When you lease a vehicle, you're essentially applying for a type of long-term financing. The approval process typically involves a review of your credit history, your credit score, your finances and your debt-to-income ratio. While there may be opportunities to lease a vehicle in which your credit isn't an issue, be prepared to involve another party as a co-signer, produce a lot of extra paperwork and pay higher fees and interest to facilitate the transaction.
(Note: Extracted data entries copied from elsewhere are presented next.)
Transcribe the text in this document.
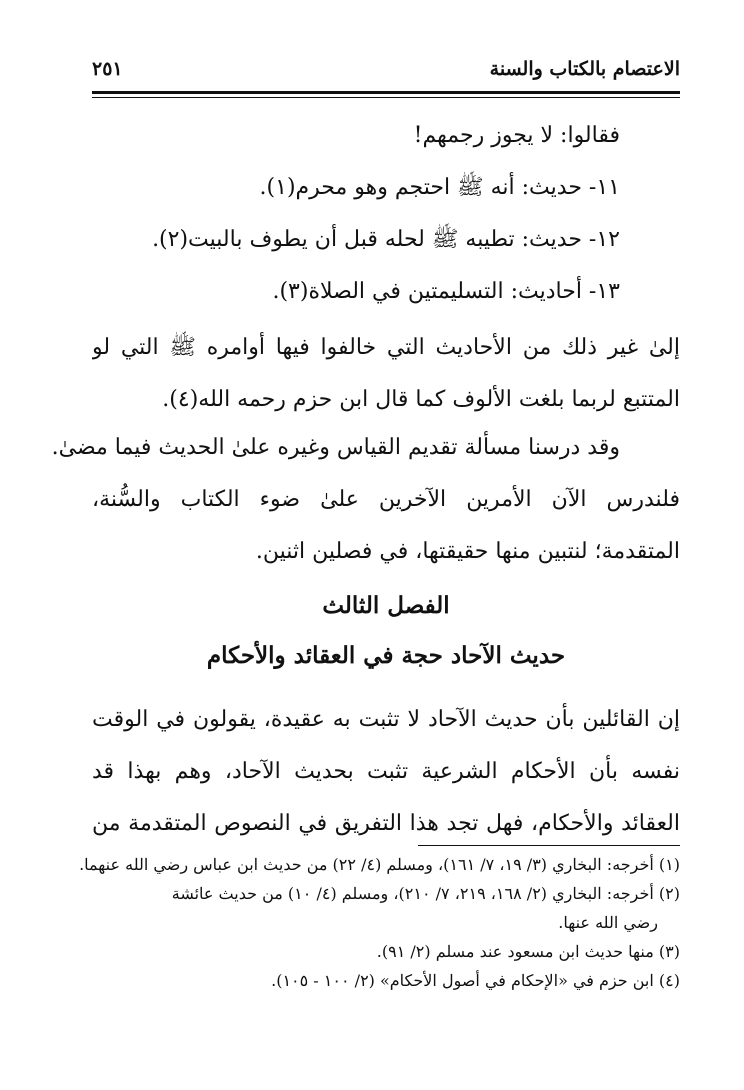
الاعتصام بالكتاب والسنة
٢٥١
فقالوا: لا يجوز رجمهم!
١١- حديث: أنه ﷺ احتجم وهو محرم(١).
١٢- حديث: تطيبه ﷺ لحله قبل أن يطوف بالبيت(٢).
١٣- أحاديث: التسليمتين في الصلاة(٣).
إلىٰ غير ذلك من الأحاديث التي خالفوا فيها أوامره ﷺ التي لو
المتتبع لربما بلغت الألوف كما قال ابن حزم رحمه الله(٤).
وقد درسنا مسألة تقديم القياس وغيره علىٰ الحديث فيما مضىٰ.
فلندرس الآن الأمرين الآخرين علىٰ ضوء الكتاب والسُّنة،
المتقدمة؛ لنتبين منها حقيقتها، في فصلين اثنين.
الفصل الثالث
حديث الآحاد حجة في العقائد والأحكام
إن القائلين بأن حديث الآحاد لا تثبت به عقيدة، يقولون في الوقت
نفسه بأن الأحكام الشرعية تثبت بحديث الآحاد، وهم بهذا قد
العقائد والأحكام، فهل تجد هذا التفريق في النصوص المتقدمة من
(١) أخرجه: البخاري (٣/ ١٩، ٧/ ١٦١)، ومسلم (٤/ ٢٢) من حديث ابن عباس رضي الله عنهما.
(٢) أخرجه: البخاري (٢/ ١٦٨، ٢١٩، ٧/ ٢١٠)، ومسلم (٤/ ١٠) من حديث عائشة
رضي الله عنها.
(٣) منها حديث ابن مسعود عند مسلم (٢/ ٩١).
(٤) ابن حزم في «الإحكام في أصول الأحكام» (٢/ ١٠٠ - ١٠٥).
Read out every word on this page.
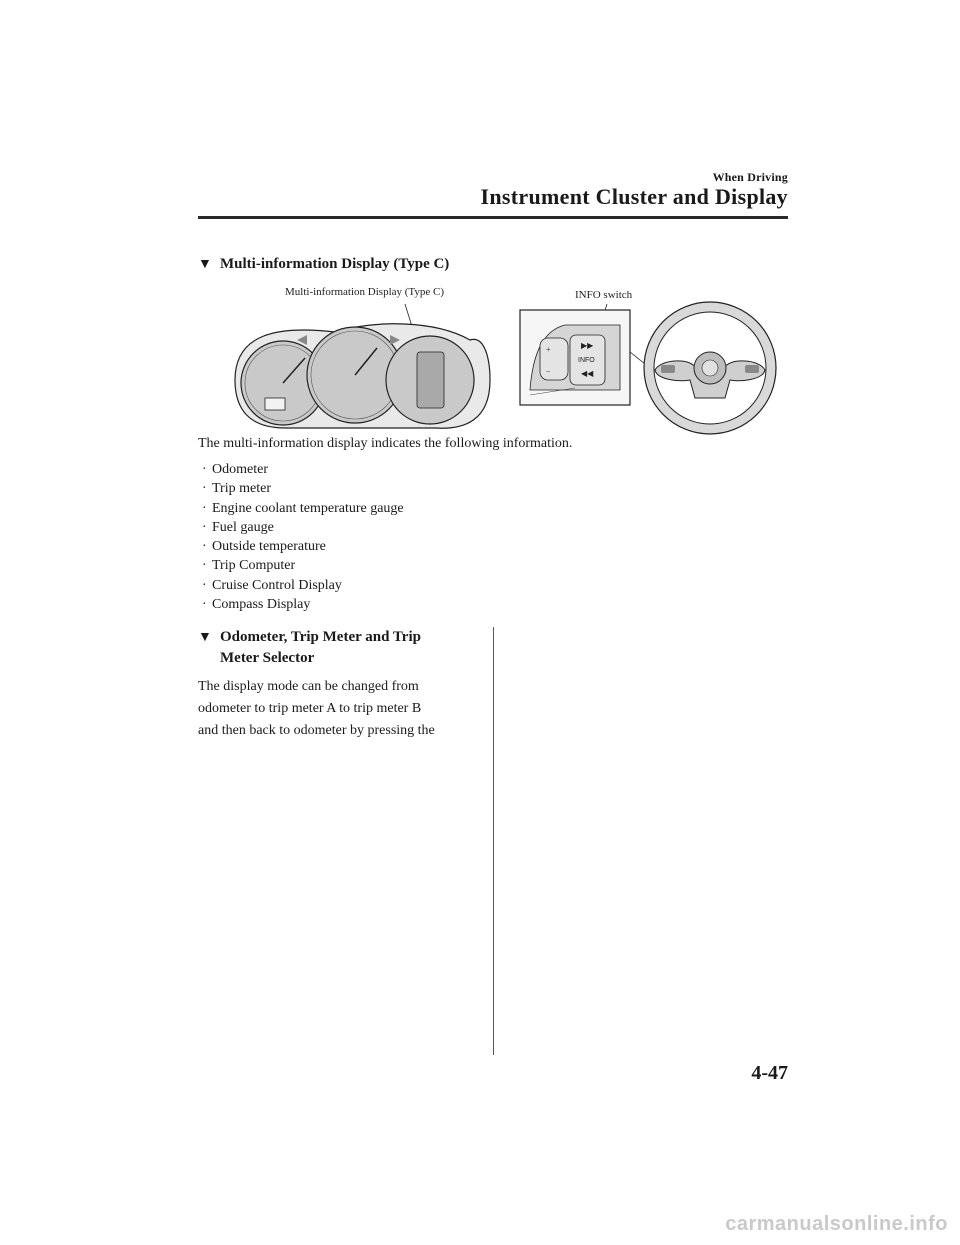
When Driving
Instrument Cluster and Display
▼ Multi-information Display (Type C)
Multi-information Display (Type C)	INFO switch
+
−
▶▶
INFO
◀◀
The multi-information display indicates the following information.
· Odometer
· Trip meter
· Engine coolant temperature gauge
· Fuel gauge
· Outside temperature
· Trip Computer
· Cruise Control Display
· Compass Display
▼ Odometer, Trip Meter and Trip
Meter Selector
The display mode can be changed from
odometer to trip meter A to trip meter B
and then back to odometer by pressing the
4-47
carmanualsonline.info
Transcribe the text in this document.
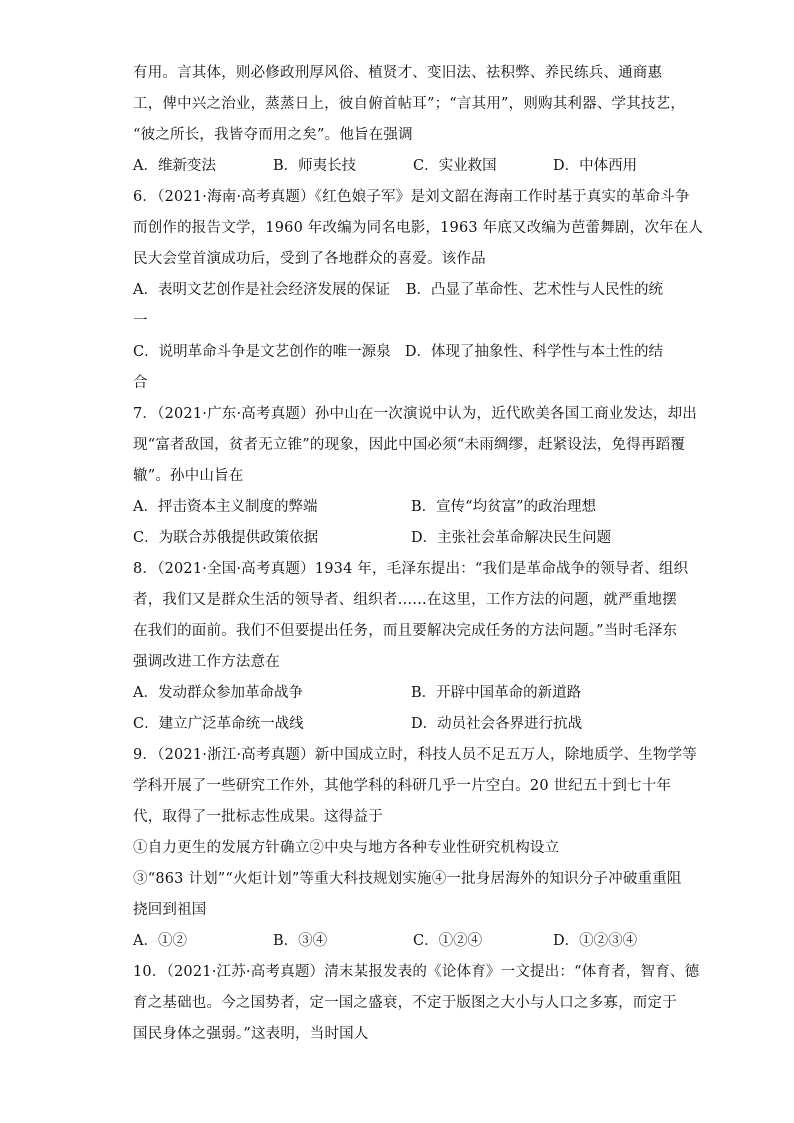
有用。言其体，则必修政刑厚风俗、植贤才、变旧法、祛积弊、养民练兵、通商惠
工，俾中兴之治业，蒸蒸日上，彼自俯首帖耳”；“言其用”，则购其利器、学其技艺，
“彼之所长，我皆夺而用之矣”。他旨在强调
A．维新变法	B．师夷长技	C．实业救国	D．中体西用
6．（2021·海南·高考真题）《红色娘子军》是刘文韶在海南工作时基于真实的革命斗争
而创作的报告文学，1960 年改编为同名电影，1963 年底又改编为芭蕾舞剧，次年在人
民大会堂首演成功后，受到了各地群众的喜爱。该作品
A．表明文艺创作是社会经济发展的保证	B．凸显了革命性、艺术性与人民性的统
一
C．说明革命斗争是文艺创作的唯一源泉 D．体现了抽象性、科学性与本土性的结
合
7．（2021·广东·高考真题）孙中山在一次演说中认为，近代欧美各国工商业发达，却出
现“富者敌国，贫者无立锥”的现象，因此中国必须“未雨绸缪，赶紧设法，免得再蹈覆
辙”。孙中山旨在
A．抨击资本主义制度的弊端	B．宣传“均贫富”的政治理想
C．为联合苏俄提供政策依据	D．主张社会革命解决民生问题
8．（2021·全国·高考真题）1934 年，毛泽东提出：“我们是革命战争的领导者、组织
者，我们又是群众生活的领导者、组织者……在这里，工作方法的问题，就严重地摆
在我们的面前。我们不但要提出任务，而且要解决完成任务的方法问题。”当时毛泽东
强调改进工作方法意在
A．发动群众参加革命战争	B．开辟中国革命的新道路
C．建立广泛革命统一战线	D．动员社会各界进行抗战
9．（2021·浙江·高考真题）新中国成立时，科技人员不足五万人，除地质学、生物学等
学科开展了一些研究工作外，其他学科的科研几乎一片空白。20 世纪五十到七十年
代，取得了一批标志性成果。这得益于
①自力更生的发展方针确立②中央与地方各种专业性研究机构设立
③“863 计划”“火炬计划”等重大科技规划实施④一批身居海外的知识分子冲破重重阻
挠回到祖国
A．①②	B．③④	C．①②④	D．①②③④
10．（2021·江苏·高考真题）清末某报发表的《论体育》一文提出：“体育者，智育、德
育之基础也。今之国势者，定一国之盛衰，不定于版图之大小与人口之多寡，而定于
国民身体之强弱。”这表明，当时国人
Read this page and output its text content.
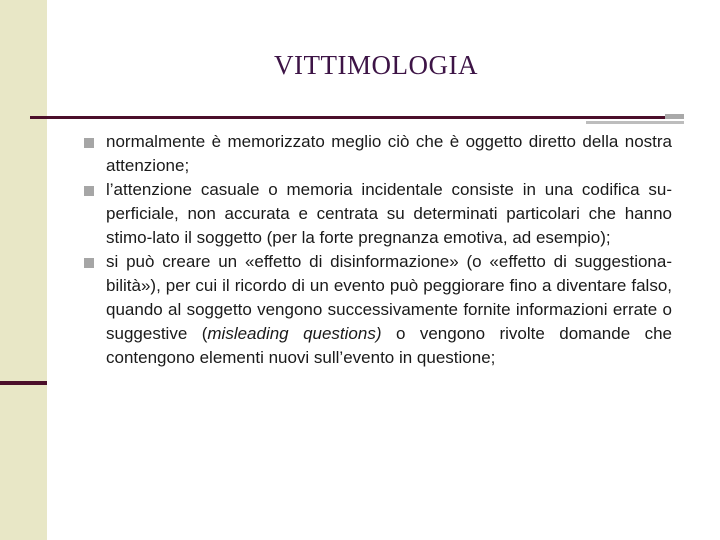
VITTIMOLOGIA
normalmente è memorizzato meglio ciò che è oggetto diretto della nostra attenzione;
l’attenzione casuale o memoria incidentale consiste in una codifica su-perficiale, non accurata e centrata su determinati particolari che hanno stimo-lato il soggetto (per la forte pregnanza emotiva, ad esempio);
si può creare un «effetto di disinformazione» (o «effetto di suggestiona-bilità»), per cui il ricordo di un evento può peggiorare fino a diventare falso, quando al soggetto vengono successivamente fornite informazioni errate o suggestive (misleading questions) o vengono rivolte domande che contengono elementi nuovi sull’evento in questione;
Why Dealers Use Credit Histories
Leasing a vehicle is a process that's similar to buying a car, and given that an auto loan or lease is one of the pricier types of financial commitment most people make next to mortgages, the financial vetting process can be rigorous. Leased vehicles decline in value the minute they're driven off the lot, so dealers want to ensure you have the ability to pay for the vehicle over the course of your lease period. Examining your credit history is one way they determine how well you've used credit in the past, which can be a good indicator of how well you're likely to use it in the future. They may also ask about any other loans or debts you have, and what your income and living expenses look like. It's all about making an educated guest at how likely you are to be able to pay your lease through agreed-upon terms.
Demonstrating Your Credit Worthiness
There are usually two reasons people don't have a credit history to share with lenders. One reason may be that you had trouble using credit responsibly in the past and have a low score due to missed payments, loan defaults, repossessions, bankruptcy or foreclosure. This is the worst thing for a potential lender to see because it can indicate you're a risky borrower. To overcome this stigma and get a lease, you will likely have to explain your previous poor credit history and why it's a thing of the past. You're also very likely to pay for your past mistakes, including a larger-than-average down payment and a significantly higher interest rate. This is the dealership's ways of protecting itself financially if you default.
Another reason might be that you're new to using credit and simply haven't established a credit history yet. You may be better served taking a few months to build a credit history before applying for a lease, as it will improve your chances for approval, as well as position you for more favorable terms, fees and interest rates. This can be accomplished by applying for low-limit credit cards or secured credit cards, using them wisely, making all of your payments on time and keeping your balance low.
Other Ways to Avoid Credit Issues
If you fall into one of the above categories, you may have other options for securing a car lease that don't involve a review of your credit. You might consider using a co-signer, which is essentially an individual who vouches for your credit worthiness by using their own credit rating to help you secure the lease. While the vehicle and the payments will be your responsibility, the co-signer is on the hook for missed payments if you don't make them. This can lead to a strained relationship with your co-signer, who is often a family member or close friend.
Using a Co-Applicant
If your credit is poor and just needs a boost, or it's non-existent and needs building, applying for a car lease with a co-applicant is another way to get the lease in place without your credit being a major issue. In this instance, the lease will be jointly held with you and another party, likely someone who has strong credit. This is often a good path to pursue between parents and children or married couples, as one can help the other establish and build personal credit.
In short, credit always plays a role when it comes to applying for financing. Your best bet is to build a history of responsible credit to ensure you have the ability to secure future credit at competitive interest rates.